What's your travel pet peeve? It's easy for some travelers to get caught up in seeing and doing as many things as possible on a trip, but it is so much more rewarding to take it slow and really get a feel of daily life there. Instead of cramming in as many countries as possible in a single trip, why not take the time to explore that enchanting backstreet or local hangout and create a real connection.
How do people react to you as a solo female traveler?
Many people just look puzzled and ask "but why?"
What scares you?
How do you overcome fear / anxiety / doubt? This is a hard one because there will always be feelings of fear, anxiety or doubt either upfront or in the back of your mind. The best thing to do is remind yourself about all the amazing things that worked out in the end, things that you've already accomplished. There wasn't ever a reason to doubt yourself to begin with.
Worst memory: I'm lucky enough to say I don't have so many bad travel memories, but one does come to mind. I was in Naples with a friend walking along the waterfront path when a man with a child started trailing us. We didn't feel threatened and decided to check out the Ovo Castle. There he approached us to take his photo and asked for a photo with us as well. We were feeling a bit creeped out and decided to leave. He continued to follow us for another 30 minutes until he disappeared.
One unforgettable memory: My first time in Europe.

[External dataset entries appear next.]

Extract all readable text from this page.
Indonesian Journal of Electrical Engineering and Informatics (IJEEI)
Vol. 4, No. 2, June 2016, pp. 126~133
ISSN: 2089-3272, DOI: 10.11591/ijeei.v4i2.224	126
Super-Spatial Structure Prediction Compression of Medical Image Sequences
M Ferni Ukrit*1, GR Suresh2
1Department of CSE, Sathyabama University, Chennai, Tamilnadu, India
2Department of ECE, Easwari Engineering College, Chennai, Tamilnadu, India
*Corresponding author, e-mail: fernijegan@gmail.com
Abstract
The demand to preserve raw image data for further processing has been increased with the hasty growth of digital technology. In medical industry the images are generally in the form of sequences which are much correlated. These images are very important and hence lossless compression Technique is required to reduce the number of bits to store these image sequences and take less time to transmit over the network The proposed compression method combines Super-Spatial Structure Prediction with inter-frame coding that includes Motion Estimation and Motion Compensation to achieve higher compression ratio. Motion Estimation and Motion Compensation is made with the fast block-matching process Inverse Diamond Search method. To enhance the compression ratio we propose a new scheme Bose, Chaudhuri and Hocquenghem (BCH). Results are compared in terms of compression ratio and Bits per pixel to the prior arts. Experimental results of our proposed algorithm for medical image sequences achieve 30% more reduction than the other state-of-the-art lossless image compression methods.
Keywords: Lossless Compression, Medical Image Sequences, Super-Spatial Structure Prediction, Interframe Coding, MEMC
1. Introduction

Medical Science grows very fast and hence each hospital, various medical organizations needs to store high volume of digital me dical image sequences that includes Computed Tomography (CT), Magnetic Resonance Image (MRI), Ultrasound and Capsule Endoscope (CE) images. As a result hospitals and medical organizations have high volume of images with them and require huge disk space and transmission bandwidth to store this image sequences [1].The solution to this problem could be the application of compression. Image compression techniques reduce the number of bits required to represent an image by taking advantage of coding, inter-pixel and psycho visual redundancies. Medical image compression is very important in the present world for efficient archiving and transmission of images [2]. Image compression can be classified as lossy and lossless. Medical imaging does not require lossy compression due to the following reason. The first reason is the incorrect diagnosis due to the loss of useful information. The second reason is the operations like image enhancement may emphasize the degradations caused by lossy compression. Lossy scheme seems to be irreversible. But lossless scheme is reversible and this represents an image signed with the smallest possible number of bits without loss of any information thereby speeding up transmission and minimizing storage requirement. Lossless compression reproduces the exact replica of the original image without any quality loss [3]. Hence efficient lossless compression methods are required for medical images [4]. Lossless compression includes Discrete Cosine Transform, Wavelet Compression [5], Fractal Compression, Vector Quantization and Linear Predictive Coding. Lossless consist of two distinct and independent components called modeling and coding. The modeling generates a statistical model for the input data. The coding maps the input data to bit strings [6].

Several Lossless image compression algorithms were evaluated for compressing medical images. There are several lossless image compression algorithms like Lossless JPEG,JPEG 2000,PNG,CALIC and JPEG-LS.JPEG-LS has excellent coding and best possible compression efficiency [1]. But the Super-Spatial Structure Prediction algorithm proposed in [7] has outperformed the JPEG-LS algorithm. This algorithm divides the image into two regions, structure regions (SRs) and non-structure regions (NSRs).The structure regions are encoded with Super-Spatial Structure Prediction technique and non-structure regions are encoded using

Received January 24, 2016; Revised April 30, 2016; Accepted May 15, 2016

I'll never forget arriving in Italy and seeing the things I only read about in books. Venice, the Colosseum, St. Peter's Square, places that seemed so distant from life in Hawaii that they were just imaginary.
Bravest memory: Moving to a new country that I didn't know the language. And guess what, I haven't left.

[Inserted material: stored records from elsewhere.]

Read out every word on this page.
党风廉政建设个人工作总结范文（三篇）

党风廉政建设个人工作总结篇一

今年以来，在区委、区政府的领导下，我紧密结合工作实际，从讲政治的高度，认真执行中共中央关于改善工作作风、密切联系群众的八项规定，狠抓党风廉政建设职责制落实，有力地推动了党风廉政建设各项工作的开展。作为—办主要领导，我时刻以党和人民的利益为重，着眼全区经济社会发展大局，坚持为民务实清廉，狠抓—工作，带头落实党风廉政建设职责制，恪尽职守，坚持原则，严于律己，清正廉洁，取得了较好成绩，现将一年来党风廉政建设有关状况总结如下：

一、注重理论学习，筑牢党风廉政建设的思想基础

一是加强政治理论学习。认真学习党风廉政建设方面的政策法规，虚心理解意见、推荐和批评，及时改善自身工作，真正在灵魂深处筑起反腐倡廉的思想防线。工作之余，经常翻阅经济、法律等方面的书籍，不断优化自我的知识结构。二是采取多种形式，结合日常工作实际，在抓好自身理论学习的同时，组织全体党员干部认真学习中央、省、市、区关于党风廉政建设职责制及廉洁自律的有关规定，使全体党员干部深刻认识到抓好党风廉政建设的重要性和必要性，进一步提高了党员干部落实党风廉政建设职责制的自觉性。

Culture shock moment: Bangkok is an amazing place and my first trip outside of the US. The noise, street life, crowds, haggling culture and etiquette were all new to me.
Best reason to talk to strangers: You really never know who you're going to meet.

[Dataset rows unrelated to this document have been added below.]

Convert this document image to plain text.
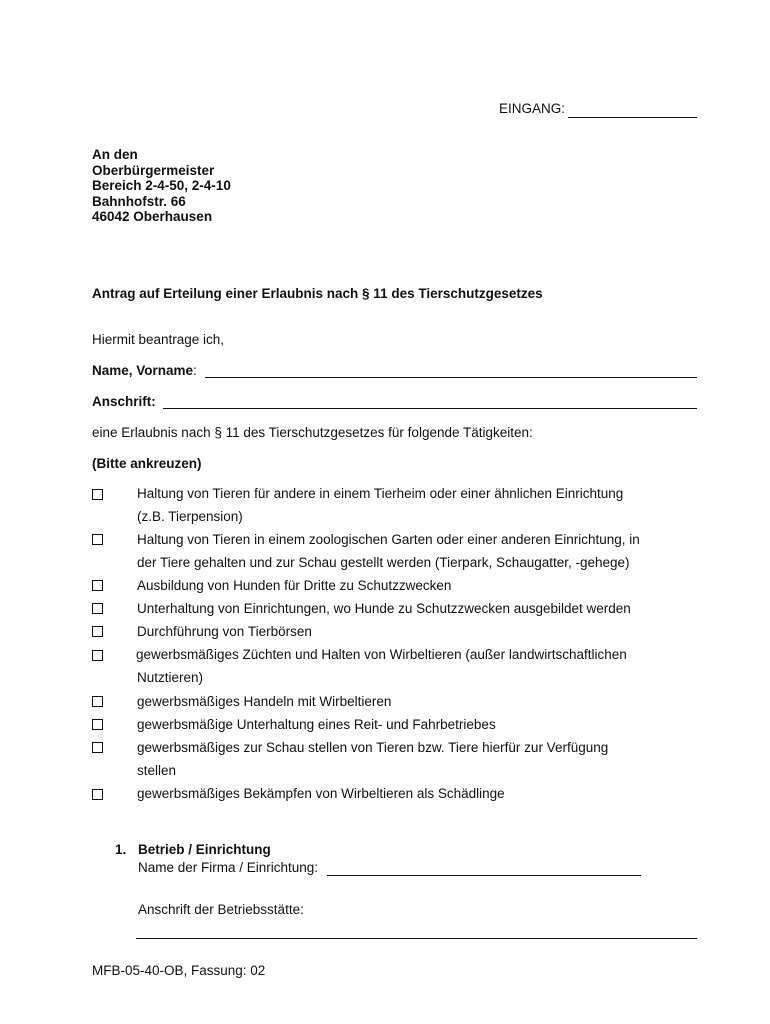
EINGANG:
An den
Oberbürgermeister
Bereich 2-4-50, 2-4-10
Bahnhofstr. 66
46042 Oberhausen
Antrag auf Erteilung einer Erlaubnis nach § 11 des Tierschutzgesetzes
Hiermit beantrage ich,
Name, Vorname:
Anschrift:
eine Erlaubnis nach § 11 des Tierschutzgesetzes für folgende Tätigkeiten:
(Bitte ankreuzen)
Haltung von Tieren für andere in einem Tierheim oder einer ähnlichen Einrichtung
(z.B. Tierpension)
Haltung von Tieren in einem zoologischen Garten oder einer anderen Einrichtung, in
der Tiere gehalten und zur Schau gestellt werden (Tierpark, Schaugatter, -gehege)
Ausbildung von Hunden für Dritte zu Schutzzwecken
Unterhaltung von Einrichtungen, wo Hunde zu Schutzzwecken ausgebildet werden
Durchführung von Tierbörsen
gewerbsmäßiges Züchten und Halten von Wirbeltieren (außer landwirtschaftlichen
Nutztieren)
gewerbsmäßiges Handeln mit Wirbeltieren
gewerbsmäßige Unterhaltung eines Reit- und Fahrbetriebes
gewerbsmäßiges zur Schau stellen von Tieren bzw. Tiere hierfür zur Verfügung
stellen
gewerbsmäßiges Bekämpfen von Wirbeltieren als Schädlinge
1. Betrieb / Einrichtung
Name der Firma / Einrichtung:
Anschrift der Betriebsstätte:
MFB-05-40-OB, Fassung: 02
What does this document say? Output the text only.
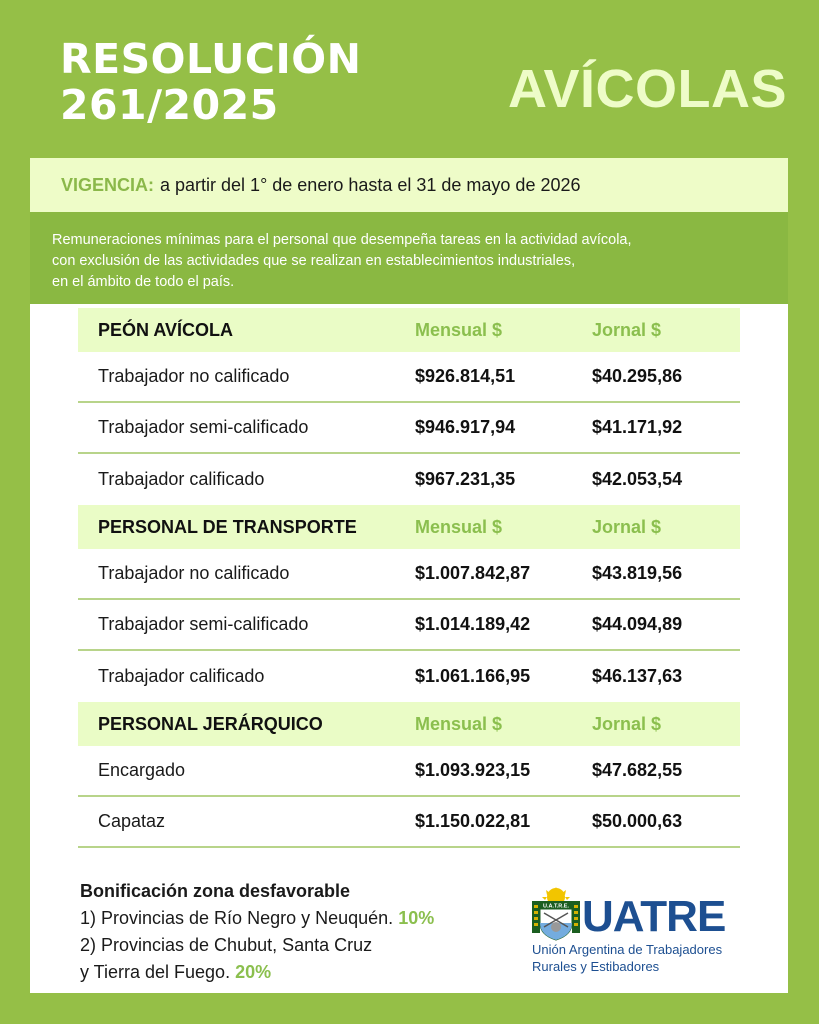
RESOLUCIÓN
261/2025	AVÍCOLAS
VIGENCIA: a partir del 1° de enero hasta el 31 de mayo de 2026
Remuneraciones mínimas para el personal que desempeña tareas en la actividad avícola,
con exclusión de las actividades que se realizan en establecimientos industriales,
en el ámbito de todo el país.
PEÓN AVÍCOLA	Mensual $	Jornal $
Trabajador no calificado	$926.814,51	$40.295,86
Trabajador semi-calificado	$946.917,94	$41.171,92
Trabajador calificado	$967.231,35	$42.053,54
PERSONAL DE TRANSPORTE	Mensual $	Jornal $
Trabajador no calificado	$1.007.842,87	$43.819,56
Trabajador semi-calificado	$1.014.189,42	$44.094,89
Trabajador calificado	$1.061.166,95	$46.137,63
PERSONAL JERÁRQUICO	Mensual $	Jornal $
Encargado	$1.093.923,15	$47.682,55
Capataz	$1.150.022,81	$50.000,63
Bonificación zona desfavorable
1) Provincias de Río Negro y Neuquén. 10%
2) Provincias de Chubut, Santa Cruz
y Tierra del Fuego. 20%
U.A.T.R.E. UATRE
Unión Argentina de Trabajadores
Rurales y Estibadores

How are you different while traveling? I really don't mind traveling without many of the comforts that I have at home. If I don't have a pillow or conditioner, it's not a big deal. I also dress much more practically. I'd rather be comfortable without blisters!
Is it harder to leave or to stay put? Both can be hard at times. Monotony can make staying put difficult for me, but leaving, especially for a long time can also be a challenge.
Three things you've learned on the road:
1. Never underestimate a great pair of shoes.
2. Learning is endless. There's so much you just don't know.
3. Things almost always don't go the way it was planned to and that's okay.
What keeps you going? Seeing more of the world made me view life differently. I love to see similarities and differences between what I'm used to and what others are. There is just too much to see and do to stop now.
What's next? I'm going to be walking the Camino de Santiago in Spain within the next few weeks and I'm planning to climb Mont Blanc in the Italian and French Alps soon.
What would you be doing if you’d never left home? What a difficult one and something I've never given any thought. I'd be a completely different person than the one I am now, that's for sure.
What advice do you have for wanna-be Wild Hearts? Just go for it! Don't be afraid to fail, get lost somewhere or do something you've always wanted to despite the challenges. You won't regret it.
Last question: What would make you stop traveling? Nothing!